Folgender Bericht von der Regionalkonferenz Wien West ist exemplarisch für den Charakter dieser Veranstaltungen: "Gerhard Fritz, Vorsitzender der Gewerkschaft der Post- und Fernmeldebediensteten, war bei der Konferenz anwesend und … sah sich aber mit einem Sturm von Kritik konfrontiert. Abermals beschwerten sich die TeilnehmerInnen über den unkonstruktiven und demütigenden Charakter der Regionalkonferenz, …. Der Leiter der Regionalkonferenz versuchte, die aufkommende Diskussion aufzulösen, jedoch wurde Fritz vorgeworfen bei der Postprivatisierung nur zugeschaut zu haben, worauf Fritz meinte, über solche Angelegenheiten spreche er nur intern mit seinen eigenen MitarbeiterInnen. Anschließend war Fritz selbst bemüht, die Diskussion zu beenden. Abschließend kam es zu einer Abstimmung, die zum Inhalt hatte, wer diese Regionalkonferenz für konstruktiv empfand und sich dadurch nicht von der Gewerkschaftsleitung diskreditiert fühlte – das Ergebnis: Fritz und der Leiter der Konferenz stimmten als einzige für die Sinnhaftigkeit der Veranstaltung und nahmen somit eine einsame Position ein..."

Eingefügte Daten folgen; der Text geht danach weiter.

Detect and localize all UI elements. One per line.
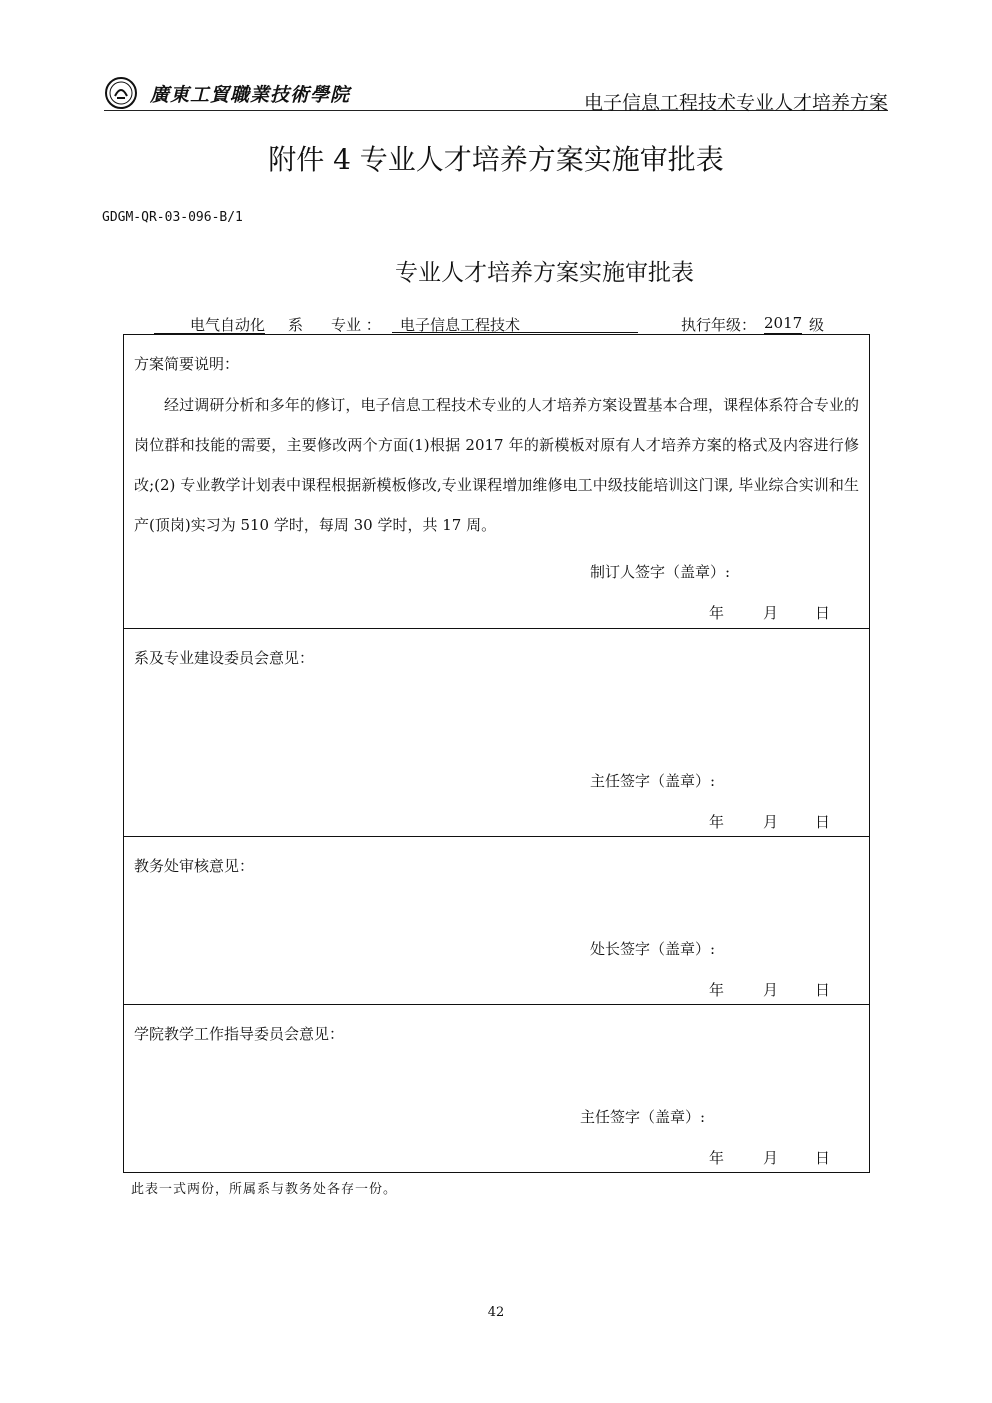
college-logo-icon — [104, 76, 144, 110]
grade-suffix: 级 — [809, 316, 825, 334]
major-label: 专业 ： — [331, 316, 381, 334]
section-label: 系及专业建设委员会意见： — [134, 649, 315, 667]
major-value: 电子信息工程技术 — [392, 314, 638, 333]
college-name: 廣東工貿職業技術學院 — [150, 84, 351, 106]
signature-label: 处长签字（盖章）: — [590, 940, 716, 958]
grade-label: 执行年级： — [681, 316, 757, 334]
signature-label: 制订人签字（盖章）: — [590, 563, 731, 581]
section-teaching-committee: 学院教学工作指导委员会意见： 主任签字（盖章）: 年 月 日 — [134, 1025, 831, 1167]
section-summary: 方案简要说明： 经过调研分析和多年的修订，电子信息工程技术专业的人才培养方案设置基本合理，课程体系符合专业的岗位群和技能的需要，主要修改两个方面(1)根据 2017 年的新模板对原有人才培养方案的格式及内容进行修改;(2) 专业教学计划表中课程根据新模板修改,专业课程增加维修电工中级技能培训这门课, 毕业综合实训和生产(顶岗)实习为 510 学时，每周 30 学时，共 17 周。 制订人签字（盖章）: 年 月 日 — [124, 335, 869, 629]
header-title: 电子信息工程技术专业人才培养方案 — [583, 92, 888, 114]
section-academic-affairs: 教务处审核意见： 处长签字（盖章）: 年 月 日 — [124, 836, 869, 1005]
signature-label: 主任签字（盖章）: — [590, 772, 716, 790]
approval-table — [123, 334, 870, 1173]
footnote: 此表一式两份，所属系与教务处各存一份。 — [131, 1182, 398, 1197]
form-code: GDGM-QR-03-096-B/1 — [102, 210, 243, 225]
attachment-title: 附件 4 专业人才培养方案实施审批表 — [268, 143, 724, 176]
section-label: 学院教学工作指导委员会意见： — [134, 1025, 345, 1043]
signature-label: 主任签字（盖章）: — [580, 1108, 706, 1126]
section-label: 方案简要说明： — [134, 355, 240, 373]
section-department-committee: 系及专业建设委员会意见： 主任签字（盖章）: 年 月 日 — [124, 628, 869, 837]
grade-value: 2017 — [764, 314, 803, 332]
department-value: 电气自动化 — [154, 314, 265, 334]
page-number: 42 — [487, 1305, 505, 1320]
department-label: 系 — [288, 316, 304, 334]
page-header — [104, 70, 888, 114]
section-body: 经过调研分析和多年的修订，电子信息工程技术专业的人才培养方案设置基本合理，课程体系符合专业的岗位群和技能的需要，主要修改两个方面(1)根据 2017 年的新模板对原有人才培养方案的格式及内容进行修改;(2) 专业教学计划表中课程根据新模板修改,专业课程增加维修电工中级技能培训这门课, 毕业综合实训和生产(顶岗)实习为 510 学时，每周 30 学时，共 17 周。 — [134, 396, 859, 534]
section-label: 教务处审核意见： — [134, 857, 255, 875]
table-title: 专业人才培养方案实施审批表 — [395, 260, 694, 286]
meta-row — [124, 314, 870, 336]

Aufgrund der geringen Beteiligung waren aber selbst gutgemeinte Versuche, Abstimmungen zu erzwingen, letztendlich vergebliche Liebesmüh. Mitbestimmung und Kontrolle in einer Gewerkschaftsbewegung mit 1,3 Millionen Mitgliedern müssen grundsätzlich anders ausschauen!

Ergebnisse der Mitgliederbefragung

Rudi Hundstorfer präsentierte am 27. Oktober die Ergebnisse der Mitgliederbefragung. Insgesamt nahmen 58.328 Mitglieder teil. Die Führung hatte eine weit höhere Teilnahme erwartet und war um Schadensbegrenzung bemüht. Fakt ist aber, dass diese NoNa-Fragestunde ebenso wie die Regionalkonferenzen den meisten Mitgliedern nicht das Gefühl vermitteln konnten, ihre Meinung sei wirklich gefragt und sie könnten tatsächlich über den ÖGB bestimmen.

Bei der online-Befragung konnten sich auch Nicht-Mitglieder beteiligen. Selbst UnternehmerInnen konnten hier also ihre Antworten zum Besten geben. Somit sind die Ergebnisse recht zweifelhaft.

Eines kann aber deutlich herausgelesen werden: Trotz Skandale wird die gewerkschaftliche Idee nicht in Frage gestellt. Aufgrund der scharfen Gangart des Kapitals ist auch der Wunsch von 70% nach einer kämpferischeren Politik des ÖGB nicht erstaunlich.

Was genau mit den Ergebnissen passiert, ist unklar. Schlussendlich bestätigen die Fragebögen (bzw. die Interpretation der Ergebnisse der Befragung durch die Bürokratie) den Unwillen der ÖGB-Führung, eine echte Reform mit demokratischen Veränderungen zuzulassen.

Demokratie statt Bürokratie

Aufgrund der niedrigen Beteiligung fühlt sich die Spitze im ÖGB recht sicher. Ihren Kurs werden sie auf einem undemokratischen Kongress von nicht durch die Mitglieder gewählten Delegierten bestätigen lassen. Die Kleinkriege zwischen den einzelnen Gewerkschaften gehen weiter, politische Inhalte bleiben auf der Strecke. Und obwohl die ÖVP von der SPÖ verlangt, einen scharfen Kurs gegen uns Lohnabhängige zu fahren, fordert Hundstorfer eine große Koalition.

Doch die Sicherheit, in der sich die ÖGB-Spitze heute wiegt, ist eine trügerische. Da der Klassenkampf von oben weiter tobt, versuchen viele GewerkschaftsaktivistInnen eigene Wege zu gehen. Vor allem viele BetriebsrätInnen haben sich auf ihren Bereich zurückgezogen und versuchen dort eine andere Politik zu machen. Neue Betriebsratskörperschaften, die einen Bruch mit "dem Alten" darstellen, werden gewählt. Der Wunsch nach einer demokratischen Gewerkschaft ist weit verbreitet.

Aus den Erfahrungen mit den Streiks im Jahr 2003 haben viele gelernt, dass sie Kämpfe nur dann gewinnen können, wenn die Basis über die Ziele und Methoden des Kampfes entscheiden kann. Gewerkschaftsdemokratie ist der Schlüssel zu einem kämpferischen ÖGB und zur Revolutionierung der Gewerkschaftsbewegung. Die wichtigste Kritik eines langjährigen Betriebsrates auf einer anderen Regionalkonferenz in Wien galt diesbezüglich der Abschaffung der Betriebsgruppen bzw. Mitgliedergruppen bei der GPA: "Dies war der größte Fehler von allen und der Beginn vom Ende".

Einen positiven Ansatz zur Schaffung einer neuen Gewerkschaftskultur leistet die vom "Funke" initiierte Kampagne "Wir sind ÖGB". Wir rufen alle LeserInnen auf, diese zu unterstützen und in ihr aktiv zu werden!